Jose , you made some generalizations that might not be fully correct , like Kurds = PKK , NATO = Turkish state , etc .. . unfortunately , without NATO airstrikes , PKK couldn't keep Kobane or advance toward Azaz .. I don't think that we can advice Pentagon officials or Putin 's generals to keep the bombs and drones flying to pave the way for PKK fighters on the ground .. They won't listen to anarchists , and if they do that means we have to search for another thing but anarchism .. I thought that anarchists closed the old ill chapter of national liberation .. Once our parents were told that all their problems were there because they were enslaved by foreign masters , they revolted to substitute their foreign masters with local ones .. Now we are trying to get rid of those masters .. Do you really think that a Kurdish master will be better than a foreign one ? And I doubt that Ocalan needs Bokchin to prove himself as a national leader of Kurdish people ... Does he really need the image of an anarchist Mao , as some of our comrades present him , will that help him to recruit more young kurds in his ranks or to make everyone in Rojava bow in front of his huge pictures or even burst in tears , or force revolutionary discipline there ? Not that we are not the best people for the job , I honestly don't think he needs us , Jose , he has enough

author by José Antonio Gutiérrez D.publication date Sat Feb 27, 2016 14:35author address author phone Report this post to the editors

Hi Mazen, long time no see.
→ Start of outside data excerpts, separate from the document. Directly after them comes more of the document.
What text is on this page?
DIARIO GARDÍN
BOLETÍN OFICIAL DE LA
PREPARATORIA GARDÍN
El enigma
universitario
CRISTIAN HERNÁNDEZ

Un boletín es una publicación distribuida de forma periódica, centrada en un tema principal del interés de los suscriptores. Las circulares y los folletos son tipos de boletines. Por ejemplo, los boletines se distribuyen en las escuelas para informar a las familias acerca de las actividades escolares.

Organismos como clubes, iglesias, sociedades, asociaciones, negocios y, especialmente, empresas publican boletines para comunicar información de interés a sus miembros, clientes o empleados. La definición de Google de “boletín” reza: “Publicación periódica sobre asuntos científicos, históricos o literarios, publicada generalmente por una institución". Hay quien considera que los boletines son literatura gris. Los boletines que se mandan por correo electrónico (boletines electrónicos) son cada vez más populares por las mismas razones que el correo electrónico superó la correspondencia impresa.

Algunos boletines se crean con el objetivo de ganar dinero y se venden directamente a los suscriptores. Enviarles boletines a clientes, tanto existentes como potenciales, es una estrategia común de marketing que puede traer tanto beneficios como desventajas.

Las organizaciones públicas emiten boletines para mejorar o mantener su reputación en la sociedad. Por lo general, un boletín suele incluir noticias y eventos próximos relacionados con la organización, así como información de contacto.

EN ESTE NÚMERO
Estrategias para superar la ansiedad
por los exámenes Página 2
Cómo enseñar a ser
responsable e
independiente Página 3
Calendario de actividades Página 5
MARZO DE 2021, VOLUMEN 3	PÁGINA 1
Good to hear from you.

1. NATO's role in Syria has been contradictory to say the least, but by an large, has been detrimental to the ordinary Syrian and Kurdish people. Some bombardments of the US helped Kobane, it is true. But that's it. At the same time, another member (Turkey) was repressing and bombing the Kurds (it is curious that you bring up the PKK to the debate -which is the argument of the Turkish State to bomb all Kurdish people- saying that I do a generalisation, when in fact, I do not even mention the PKK in the debate), and while they were arming the Emirates and Saudi Arabia in the knowledge that those weapons would eventually reach the Islamic State. Which is the real NATO? The real game-changer in Syria was Russian intervention. And as the Turkish State increases their aggression against the Kurdish -with all the resemblance of the situation previous to the Armenian genocide a century ago- NATO stands idle and fails to condemn it or take actions against one of its members. You may blame it on my Catholic upbringing if you want, but sins of ommission are in my opinion as bad as any other. NATO needs to be hold to account, they cannot get away with it and we need to remember it and shame them.
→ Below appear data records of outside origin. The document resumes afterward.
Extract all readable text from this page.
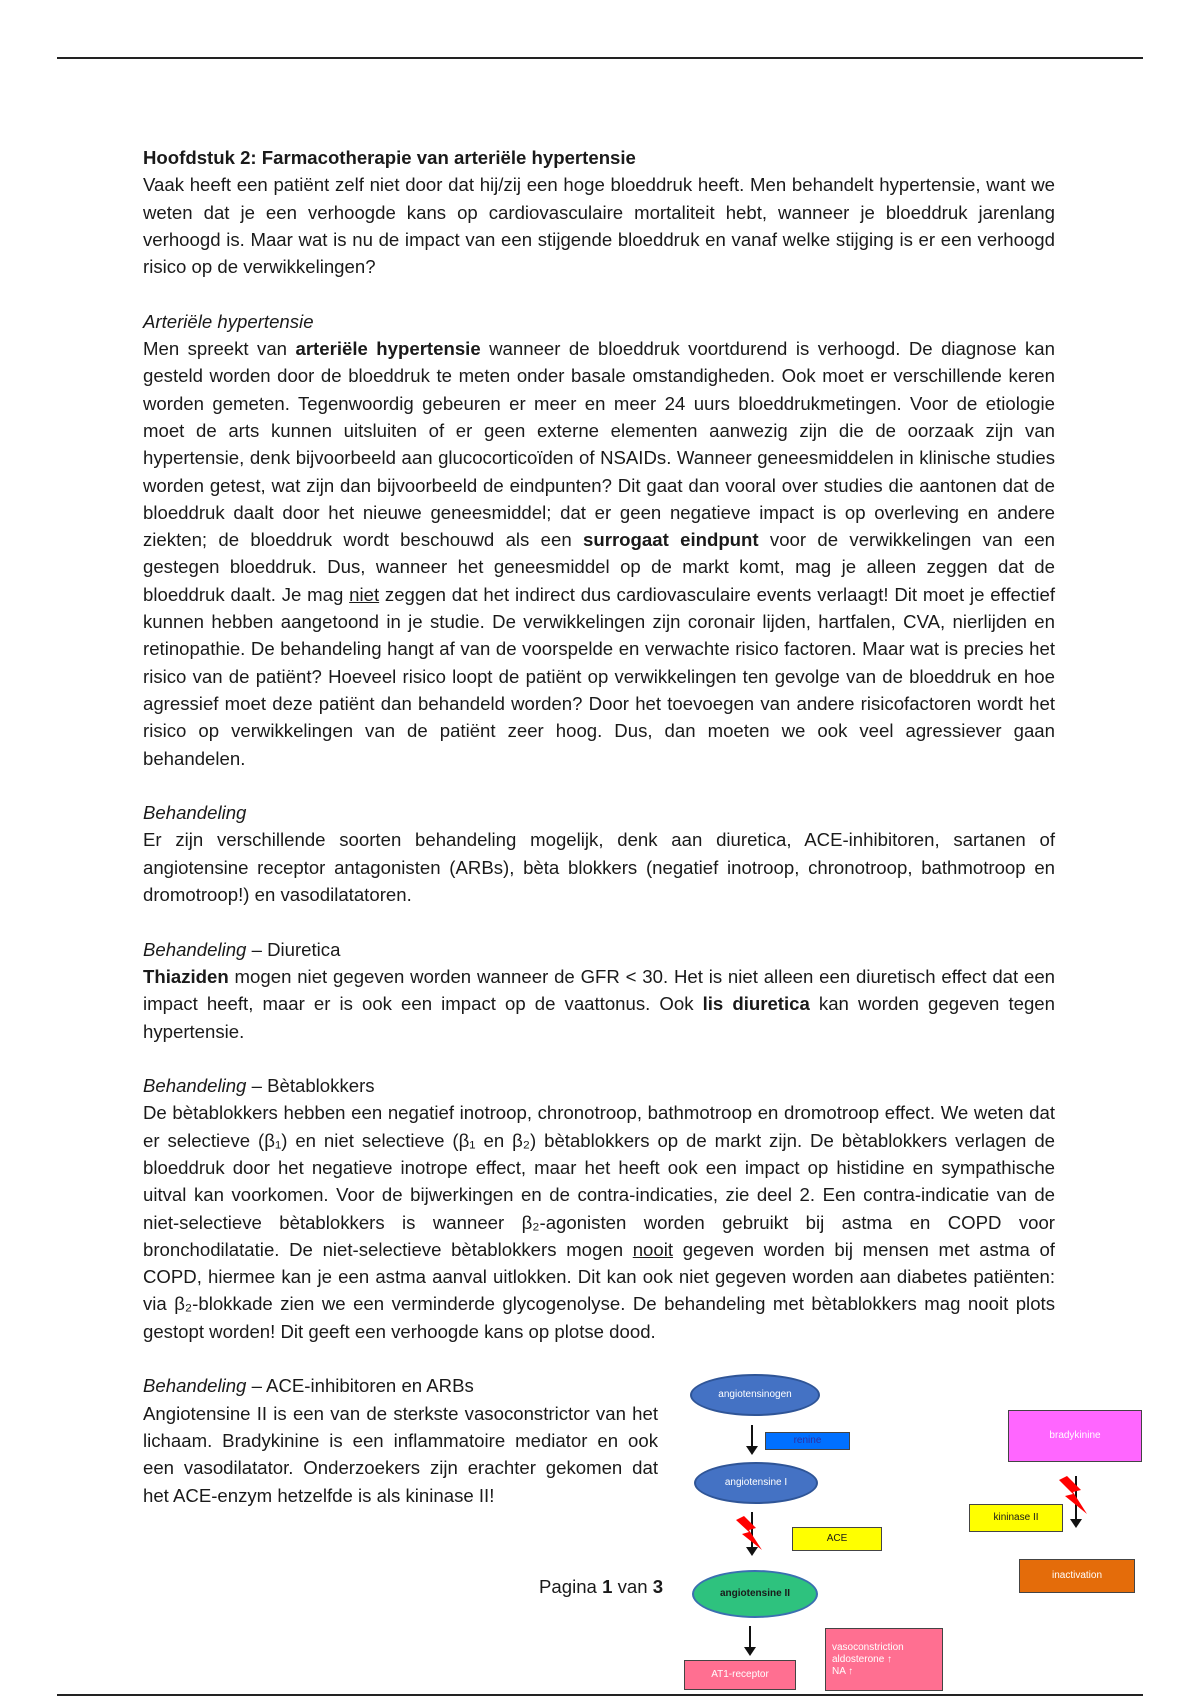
Hoofdstuk 2: Farmacotherapie van arteriële hypertensie

Vaak heeft een patiënt zelf niet door dat hij/zij een hoge bloeddruk heeft. Men behandelt hypertensie, want we weten dat je een verhoogde kans op cardiovasculaire mortaliteit hebt, wanneer je bloeddruk jarenlang verhoogd is. Maar wat is nu de impact van een stijgende bloeddruk en vanaf welke stijging is er een verhoogd risico op de verwikkelingen?

Arteriële hypertensie

Men spreekt van arteriële hypertensie wanneer de bloeddruk voortdurend is verhoogd. De diagnose kan gesteld worden door de bloeddruk te meten onder basale omstandigheden. Ook moet er verschillende keren worden gemeten. Tegenwoordig gebeuren er meer en meer 24 uurs bloeddrukmetingen. Voor de etiologie moet de arts kunnen uitsluiten of er geen externe elementen aanwezig zijn die de oorzaak zijn van hypertensie, denk bijvoorbeeld aan glucocorticoïden of NSAIDs. Wanneer geneesmiddelen in klinische studies worden getest, wat zijn dan bijvoorbeeld de eindpunten? Dit gaat dan vooral over studies die aantonen dat de bloeddruk daalt door het nieuwe geneesmiddel; dat er geen negatieve impact is op overleving en andere ziekten; de bloeddruk wordt beschouwd als een surrogaat eindpunt voor de verwikkelingen van een gestegen bloeddruk. Dus, wanneer het geneesmiddel op de markt komt, mag je alleen zeggen dat de bloeddruk daalt. Je mag niet zeggen dat het indirect dus cardiovasculaire events verlaagt! Dit moet je effectief kunnen hebben aangetoond in je studie. De verwikkelingen zijn coronair lijden, hartfalen, CVA, nierlijden en retinopathie. De behandeling hangt af van de voorspelde en verwachte risico factoren. Maar wat is precies het risico van de patiënt? Hoeveel risico loopt de patiënt op verwikkelingen ten gevolge van de bloeddruk en hoe agressief moet deze patiënt dan behandeld worden? Door het toevoegen van andere risicofactoren wordt het risico op verwikkelingen van de patiënt zeer hoog. Dus, dan moeten we ook veel agressiever gaan behandelen.

Behandeling

Er zijn verschillende soorten behandeling mogelijk, denk aan diuretica, ACE-inhibitoren, sartanen of angiotensine receptor antagonisten (ARBs), bèta blokkers (negatief inotroop, chronotroop, bathmotroop en dromotroop!) en vasodilatatoren.

Behandeling – Diuretica

Thiaziden mogen niet gegeven worden wanneer de GFR < 30. Het is niet alleen een diuretisch effect dat een impact heeft, maar er is ook een impact op de vaattonus. Ook lis diuretica kan worden gegeven tegen hypertensie.

Behandeling – Bètablokkers

De bètablokkers hebben een negatief inotroop, chronotroop, bathmotroop en dromotroop effect. We weten dat er selectieve (β₁) en niet selectieve (β₁ en β₂) bètablokkers op de markt zijn. De bètablokkers verlagen de bloeddruk door het negatieve inotrope effect, maar het heeft ook een impact op histidine en sympathische uitval kan voorkomen. Voor de bijwerkingen en de contra-indicaties, zie deel 2. Een contra-indicatie van de niet-selectieve bètablokkers is wanneer β₂-agonisten worden gebruikt bij astma en COPD voor bronchodilatatie. De niet-selectieve bètablokkers mogen nooit gegeven worden bij mensen met astma of COPD, hiermee kan je een astma aanval uitlokken. Dit kan ook niet gegeven worden aan diabetes patiënten: via β₂-blokkade zien we een verminderde glycogenolyse. De behandeling met bètablokkers mag nooit plots gestopt worden! Dit geeft een verhoogde kans op plotse dood.

Behandeling – ACE-inhibitoren en ARBs

Angiotensine II is een van de sterkste vasoconstrictor van het lichaam. Bradykinine is een inflammatoire mediator en ook een vasodilatator. Onderzoekers zijn erachter gekomen dat het ACE-enzym hetzelfde is als kininase II!

Pagina 1 van 3
angiotensinogen
renine
angiotensine I
ACE
angiotensine II
AT1-receptor
vasoconstriction
aldosterone ↑
NA ↑
bradykinine
kininase II
inactivation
2. This article is not a call to support the US or Russia, at all. This article is to call for solidarity and active mobilisation in favour of the Kurdish and to denounce the Turkish State bloody intervention in order to supress the Kurdish and to give life support to their fundamentalist cronies.
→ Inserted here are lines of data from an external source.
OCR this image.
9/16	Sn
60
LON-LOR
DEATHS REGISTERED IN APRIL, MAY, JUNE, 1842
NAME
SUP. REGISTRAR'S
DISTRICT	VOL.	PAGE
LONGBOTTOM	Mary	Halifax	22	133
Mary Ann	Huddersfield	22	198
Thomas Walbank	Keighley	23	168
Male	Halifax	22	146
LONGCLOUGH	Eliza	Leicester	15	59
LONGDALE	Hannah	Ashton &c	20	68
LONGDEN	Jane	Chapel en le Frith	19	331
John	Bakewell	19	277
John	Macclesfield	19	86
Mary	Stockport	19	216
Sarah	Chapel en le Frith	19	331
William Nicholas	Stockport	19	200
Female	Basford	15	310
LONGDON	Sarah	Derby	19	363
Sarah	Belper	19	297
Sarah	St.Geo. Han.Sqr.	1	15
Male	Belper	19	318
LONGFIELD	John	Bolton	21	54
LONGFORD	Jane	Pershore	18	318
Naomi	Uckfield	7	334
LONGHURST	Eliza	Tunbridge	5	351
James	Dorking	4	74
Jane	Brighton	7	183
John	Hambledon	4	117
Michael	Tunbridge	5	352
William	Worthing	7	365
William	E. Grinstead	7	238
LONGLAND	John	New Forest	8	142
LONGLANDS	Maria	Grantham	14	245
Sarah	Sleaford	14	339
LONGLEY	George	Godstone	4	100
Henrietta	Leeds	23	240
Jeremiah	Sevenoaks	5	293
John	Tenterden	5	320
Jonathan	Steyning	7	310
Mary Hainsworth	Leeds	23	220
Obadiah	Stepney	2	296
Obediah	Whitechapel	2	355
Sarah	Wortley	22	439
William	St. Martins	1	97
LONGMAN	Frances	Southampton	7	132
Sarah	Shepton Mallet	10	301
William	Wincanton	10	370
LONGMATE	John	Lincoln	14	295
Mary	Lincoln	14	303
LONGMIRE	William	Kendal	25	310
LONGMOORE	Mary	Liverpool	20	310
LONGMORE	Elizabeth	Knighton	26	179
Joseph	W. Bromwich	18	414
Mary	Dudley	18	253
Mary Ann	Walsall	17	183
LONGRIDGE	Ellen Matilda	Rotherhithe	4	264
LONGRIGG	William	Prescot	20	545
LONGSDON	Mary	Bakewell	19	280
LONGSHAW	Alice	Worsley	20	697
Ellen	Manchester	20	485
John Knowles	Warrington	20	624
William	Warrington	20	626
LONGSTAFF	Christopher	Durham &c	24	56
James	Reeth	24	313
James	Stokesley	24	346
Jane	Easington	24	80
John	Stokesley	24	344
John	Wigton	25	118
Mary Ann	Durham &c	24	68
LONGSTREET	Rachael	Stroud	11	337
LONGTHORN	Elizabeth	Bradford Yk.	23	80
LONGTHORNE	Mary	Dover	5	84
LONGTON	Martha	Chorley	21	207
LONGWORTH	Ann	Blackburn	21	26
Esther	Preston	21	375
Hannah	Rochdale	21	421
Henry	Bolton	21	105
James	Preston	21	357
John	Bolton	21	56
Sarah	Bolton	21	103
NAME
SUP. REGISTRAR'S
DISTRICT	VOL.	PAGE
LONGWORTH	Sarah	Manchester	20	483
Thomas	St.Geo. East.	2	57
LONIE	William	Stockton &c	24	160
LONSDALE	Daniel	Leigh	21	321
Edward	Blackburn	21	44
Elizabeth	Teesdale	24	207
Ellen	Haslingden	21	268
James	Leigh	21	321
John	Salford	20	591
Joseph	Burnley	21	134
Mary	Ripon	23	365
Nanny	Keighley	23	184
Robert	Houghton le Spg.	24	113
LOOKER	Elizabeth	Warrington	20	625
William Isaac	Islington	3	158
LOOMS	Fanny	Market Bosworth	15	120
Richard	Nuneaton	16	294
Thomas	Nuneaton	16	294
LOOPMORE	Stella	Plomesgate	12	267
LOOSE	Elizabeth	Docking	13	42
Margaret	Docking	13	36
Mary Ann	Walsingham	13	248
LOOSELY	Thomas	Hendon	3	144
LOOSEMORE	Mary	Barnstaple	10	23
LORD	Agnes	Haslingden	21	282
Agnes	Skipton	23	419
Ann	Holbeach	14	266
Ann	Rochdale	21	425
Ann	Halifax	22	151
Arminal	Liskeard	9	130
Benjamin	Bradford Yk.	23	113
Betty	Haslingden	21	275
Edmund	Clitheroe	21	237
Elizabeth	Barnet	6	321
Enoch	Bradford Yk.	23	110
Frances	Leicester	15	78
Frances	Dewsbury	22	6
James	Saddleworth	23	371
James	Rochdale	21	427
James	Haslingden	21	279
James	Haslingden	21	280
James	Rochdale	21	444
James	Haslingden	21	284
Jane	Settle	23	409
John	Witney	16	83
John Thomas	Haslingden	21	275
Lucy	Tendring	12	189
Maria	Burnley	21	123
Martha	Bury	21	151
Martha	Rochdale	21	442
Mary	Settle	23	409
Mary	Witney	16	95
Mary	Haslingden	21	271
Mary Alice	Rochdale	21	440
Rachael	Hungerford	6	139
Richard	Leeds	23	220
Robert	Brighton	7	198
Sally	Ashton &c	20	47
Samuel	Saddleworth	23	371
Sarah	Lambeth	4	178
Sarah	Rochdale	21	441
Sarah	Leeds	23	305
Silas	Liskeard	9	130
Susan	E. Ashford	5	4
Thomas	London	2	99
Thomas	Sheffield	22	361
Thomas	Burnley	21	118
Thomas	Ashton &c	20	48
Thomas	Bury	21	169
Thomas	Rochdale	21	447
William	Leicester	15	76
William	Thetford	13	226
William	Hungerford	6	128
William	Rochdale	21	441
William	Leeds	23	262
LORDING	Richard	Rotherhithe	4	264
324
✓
3. National Liberation is a much broader debate. Do I think that many new flags in the world will really change the situation of the oppressed? No. But as an anarchist I do believe that people have a right to self-government and to be sovereign collectively of their own decisions, to master and to own everything they have. This is very easy to deny when you leave in an imperialistic country or when you belong to a dominant group. It is more difficult to reject when you belong to a suppressed group. I think that an individualistic conception of anarchism on the one hand, and the influence of dogmatic ultra-left Marxism on the other, have led some anarchists to belittle the importance of federalism, a distinctive and most important feature of early anarchism. And at that point is where we could have been the most relevant i the 20th century and big opportunities were lost. The Kurdish are relevant precisely because of that: they recover federalism without getting lost in the chimaera of State building, while they are carrying a social transformation which has many positive developments. Should anarchists support that? Unequivocally yes, in my opinion.

author by Cautiously Pessimisticpublication date Tue Mar 29, 2016 01:47author address author phone Report this post to the editors

This is a really weak article. What do you think about Russian and Iranian imperialist intervention? What do you think about the Assad regime?